Noémie. Ce qui surprend dans ce verset, ce sont les répétitions : « Il leva les yeux », « il vit » et « il vit » encore. On ne peut pas voir sans lever les yeux, donc on ne comprend pas toutes ces précisions.

 Eytan. Abraham est connu pour son sens de l’hospitalité. La Tora précise qu’il « leva les yeux » car il ne voulait laisser passer aucune occasion de recevoir des passants. Et, par chance, « il les a vus ». Enfin, « il vit » que personne d’autre que lui n’était là pour s’occuper d’eux et il a couru vers eux. Toutes ces répétitions sont là pour témoigner du souci d’autrui qui caractérise Abraham.

Ilona.Il y a autre chose de surprenant dans ce verset, c’est l’expression : « Au-dessus de lui ». Rachi dit qu’il aurait fallu écrire « devant lui » mais que la Tora a formulé les choses autrement car il s’agit d’anges qui sont spirituellement élevés. Ramban propose une explication plus simple : Abraham était assis (ce que dit le verset qui précède celui que nous étudions) tandis que les trois hommes (qui sont en fait des anges) étaient debout. Mais cette formulation est tout de même étrange…

Eytan.Le commentaire Vé’ham Hachéméchpropose une explication astucieuse. Abraham vient de recevoir la présence divine qui est, en quelque sorte, « face à lui ». Mais trois nomades arrivent depuis une colline et le patriarche voit donc la présence divine surmontée des trois passants. Et il en déduit qu’il y a une hiérarchie dans les priorités : s’occuper de ses hôtes passe avant ses devoirs envers Dieu. 

Mais, pour ma part, je crois tout simplement que même si Abraham ne sait pas que ce sont des anges, il sent quelque chose et les considère, humblement, comme au-dessus de lui. Soit qu’il a l’intuition que ce sont des personnages d’un haut niveau spirituel, soit qu’il considère tout invité, qu’il faut servir au mieux, comme « au-dessus » de lui.

Noémie. Je vous propose une autre idée : Abraham vient de se circoncire, c’est une renaissance. Il a changé de nom et c’est un être différent, un nouveau-né. Il se considère comme un enfant qui découvre le monde. Dès lors, il voit les choses avec les yeux d’un enfant qui doit lever la tête pour observer le monde qui est « au-dessus de lui ». Cette formulation nous rappelle qu’Abraham, en un sens, vient de naître.

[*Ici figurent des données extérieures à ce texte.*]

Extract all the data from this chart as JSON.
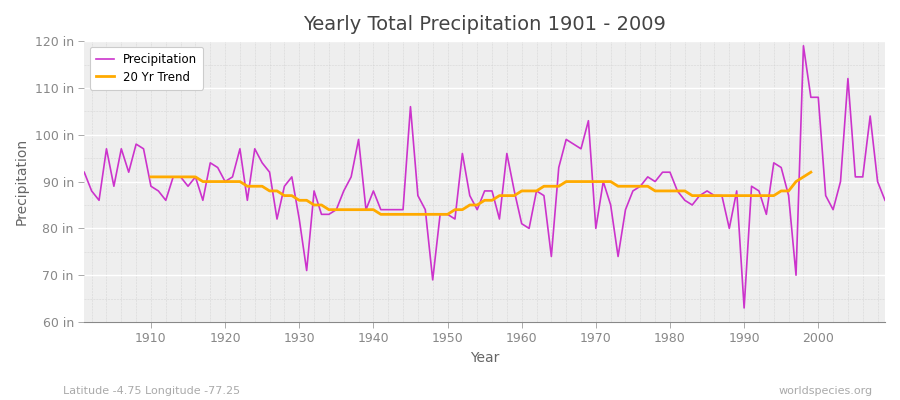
{
  "title": "Yearly Total Precipitation 1901 - 2009",
  "xlabel": "Year",
  "ylabel": "Precipitation",
  "lat_lon_label": "Latitude -4.75 Longitude -77.25",
  "source_label": "worldspecies.org",
  "fig_bg_color": "#ffffff",
  "plot_bg_color": "#eeeeee",
  "precip_color": "#cc33cc",
  "trend_color": "#ffaa00",
  "grid_color": "#ffffff",
  "grid_color_minor": "#dddddd",
  "ylim": [
    60,
    120
  ],
  "yticks": [
    60,
    70,
    80,
    90,
    100,
    110,
    120
  ],
  "xlim": [
    1901,
    2009
  ],
  "xticks": [
    1910,
    1920,
    1930,
    1940,
    1950,
    1960,
    1970,
    1980,
    1990,
    2000
  ],
  "years": [
    1901,
    1902,
    1903,
    1904,
    1905,
    1906,
    1907,
    1908,
    1909,
    1910,
    1911,
    1912,
    1913,
    1914,
    1915,
    1916,
    1917,
    1918,
    1919,
    1920,
    1921,
    1922,
    1923,
    1924,
    1925,
    1926,
    1927,
    1928,
    1929,
    1930,
    1931,
    1932,
    1933,
    1934,
    1935,
    1936,
    1937,
    1938,
    1939,
    1940,
    1941,
    1942,
    1943,
    1944,
    1945,
    1946,
    1947,
    1948,
    1949,
    1950,
    1951,
    1952,
    1953,
    1954,
    1955,
    1956,
    1957,
    1958,
    1959,
    1960,
    1961,
    1962,
    1963,
    1964,
    1965,
    1966,
    1967,
    1968,
    1969,
    1970,
    1971,
    1972,
    1973,
    1974,
    1975,
    1976,
    1977,
    1978,
    1979,
    1980,
    1981,
    1982,
    1983,
    1984,
    1985,
    1986,
    1987,
    1988,
    1989,
    1990,
    1991,
    1992,
    1993,
    1994,
    1995,
    1996,
    1997,
    1998,
    1999,
    2000,
    2001,
    2002,
    2003,
    2004,
    2005,
    2006,
    2007,
    2008,
    2009
  ],
  "precip": [
    92,
    88,
    86,
    97,
    89,
    97,
    92,
    98,
    97,
    89,
    88,
    86,
    91,
    91,
    89,
    91,
    86,
    94,
    93,
    90,
    91,
    97,
    86,
    97,
    94,
    92,
    82,
    89,
    91,
    82,
    71,
    88,
    83,
    83,
    84,
    88,
    91,
    99,
    84,
    88,
    84,
    84,
    84,
    84,
    106,
    87,
    84,
    69,
    83,
    83,
    82,
    96,
    87,
    84,
    88,
    88,
    82,
    96,
    88,
    81,
    80,
    88,
    87,
    74,
    93,
    99,
    98,
    97,
    103,
    80,
    90,
    85,
    74,
    84,
    88,
    89,
    91,
    90,
    92,
    92,
    88,
    86,
    85,
    87,
    88,
    87,
    87,
    80,
    88,
    63,
    89,
    88,
    83,
    94,
    93,
    87,
    70,
    119,
    108,
    108,
    87,
    84,
    90,
    112,
    91,
    91,
    104,
    90,
    86
  ],
  "trend": [
    null,
    null,
    null,
    null,
    null,
    null,
    null,
    null,
    null,
    91,
    91,
    91,
    91,
    91,
    91,
    91,
    90,
    90,
    90,
    90,
    90,
    90,
    89,
    89,
    89,
    88,
    88,
    87,
    87,
    86,
    86,
    85,
    85,
    84,
    84,
    84,
    84,
    84,
    84,
    84,
    83,
    83,
    83,
    83,
    83,
    83,
    83,
    83,
    83,
    83,
    84,
    84,
    85,
    85,
    86,
    86,
    87,
    87,
    87,
    88,
    88,
    88,
    89,
    89,
    89,
    90,
    90,
    90,
    90,
    90,
    90,
    90,
    89,
    89,
    89,
    89,
    89,
    88,
    88,
    88,
    88,
    88,
    87,
    87,
    87,
    87,
    87,
    87,
    87,
    87,
    87,
    87,
    87,
    87,
    88,
    88,
    90,
    91,
    92,
    null,
    null,
    null,
    null,
    null,
    null,
    null,
    null,
    null,
    null
  ]
}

Charles.Nous n’avons pas expliqué pourquoi le verset dit qu’Abraham se prosterne. Devant qui ? Devant des humains, c’est difficile à croire. 

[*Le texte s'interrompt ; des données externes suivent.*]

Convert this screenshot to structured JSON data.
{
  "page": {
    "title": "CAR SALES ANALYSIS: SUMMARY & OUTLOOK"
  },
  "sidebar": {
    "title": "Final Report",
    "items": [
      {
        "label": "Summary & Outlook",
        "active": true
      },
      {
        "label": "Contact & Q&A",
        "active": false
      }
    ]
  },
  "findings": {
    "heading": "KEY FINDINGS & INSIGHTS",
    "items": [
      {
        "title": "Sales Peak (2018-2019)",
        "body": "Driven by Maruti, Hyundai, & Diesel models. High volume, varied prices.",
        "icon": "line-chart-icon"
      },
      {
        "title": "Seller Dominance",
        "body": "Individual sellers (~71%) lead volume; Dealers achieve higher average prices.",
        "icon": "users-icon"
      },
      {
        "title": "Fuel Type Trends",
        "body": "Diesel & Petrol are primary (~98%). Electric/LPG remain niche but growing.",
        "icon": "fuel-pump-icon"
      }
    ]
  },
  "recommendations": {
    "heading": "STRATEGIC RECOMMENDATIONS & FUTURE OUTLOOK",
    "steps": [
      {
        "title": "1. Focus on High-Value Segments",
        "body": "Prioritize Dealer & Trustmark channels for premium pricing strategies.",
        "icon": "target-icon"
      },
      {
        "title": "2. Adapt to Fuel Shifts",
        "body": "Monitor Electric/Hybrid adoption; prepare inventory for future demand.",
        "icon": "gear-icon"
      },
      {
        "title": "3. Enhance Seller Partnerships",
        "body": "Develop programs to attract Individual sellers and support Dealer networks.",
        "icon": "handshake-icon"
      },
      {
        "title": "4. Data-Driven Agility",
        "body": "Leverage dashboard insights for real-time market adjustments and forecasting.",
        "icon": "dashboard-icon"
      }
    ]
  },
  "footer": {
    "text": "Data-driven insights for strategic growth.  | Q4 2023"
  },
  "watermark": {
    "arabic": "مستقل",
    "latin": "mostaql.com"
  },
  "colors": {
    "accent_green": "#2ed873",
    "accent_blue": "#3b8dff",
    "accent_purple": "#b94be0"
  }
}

Ilona.Abraham vient de se circoncire et se demande comment Dieu va le récompenser. Et voilà que trois invités potentiels arrivent. Rien ne peut lui faire plus plaisir. Alors il se prosterne pour remercier Dieu de ce beau présent.

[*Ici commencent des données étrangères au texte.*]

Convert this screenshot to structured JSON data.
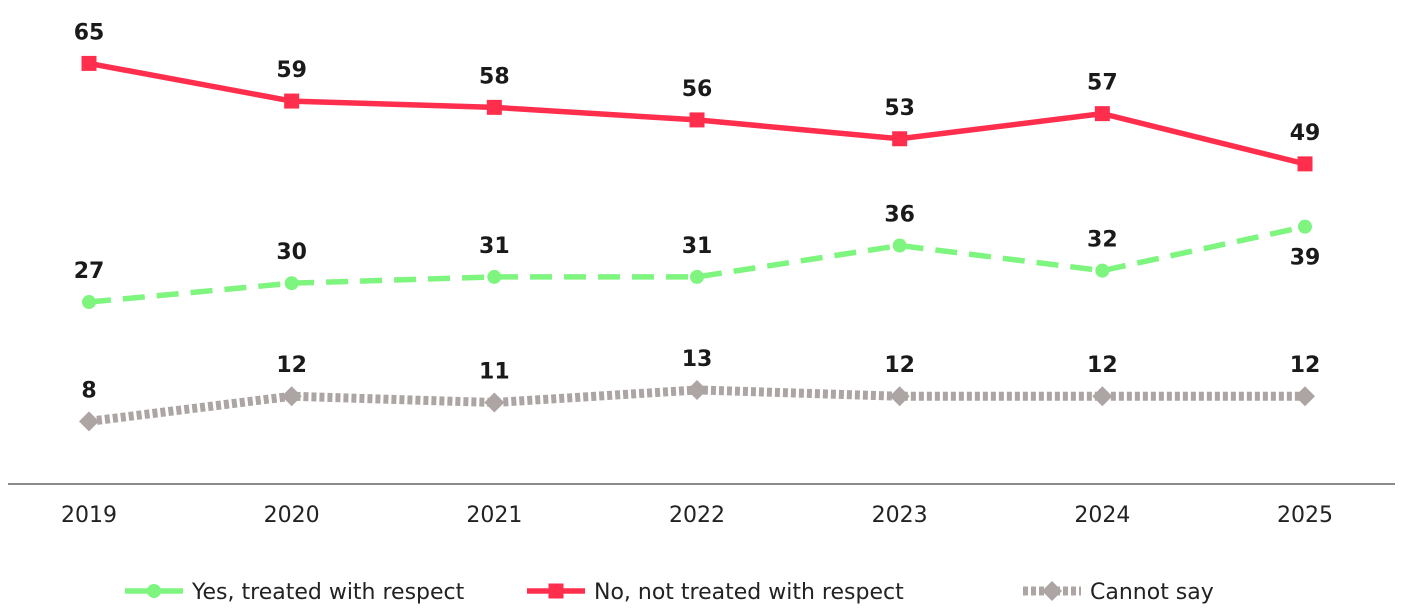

Charles.Mais, avant de remercier Dieu, il court vers ses hôtes pour les accueillir et ne pas les laisser passer et c’est seulement après qu’il remercie Dieu. L’ordre des verbes, une fois de plus, nous rappelle que l’hospitalité précède nos devoirs envers Dieu. 

 

 

*

 

Charles, 20 ans, audioprothésiste. 

Eytan, 20 ans, étudiant en immobilier. 

Ilona, 21 ans, étudiante en ostéopathie.

Noémie, 23 ans, étudiante en école de commerce.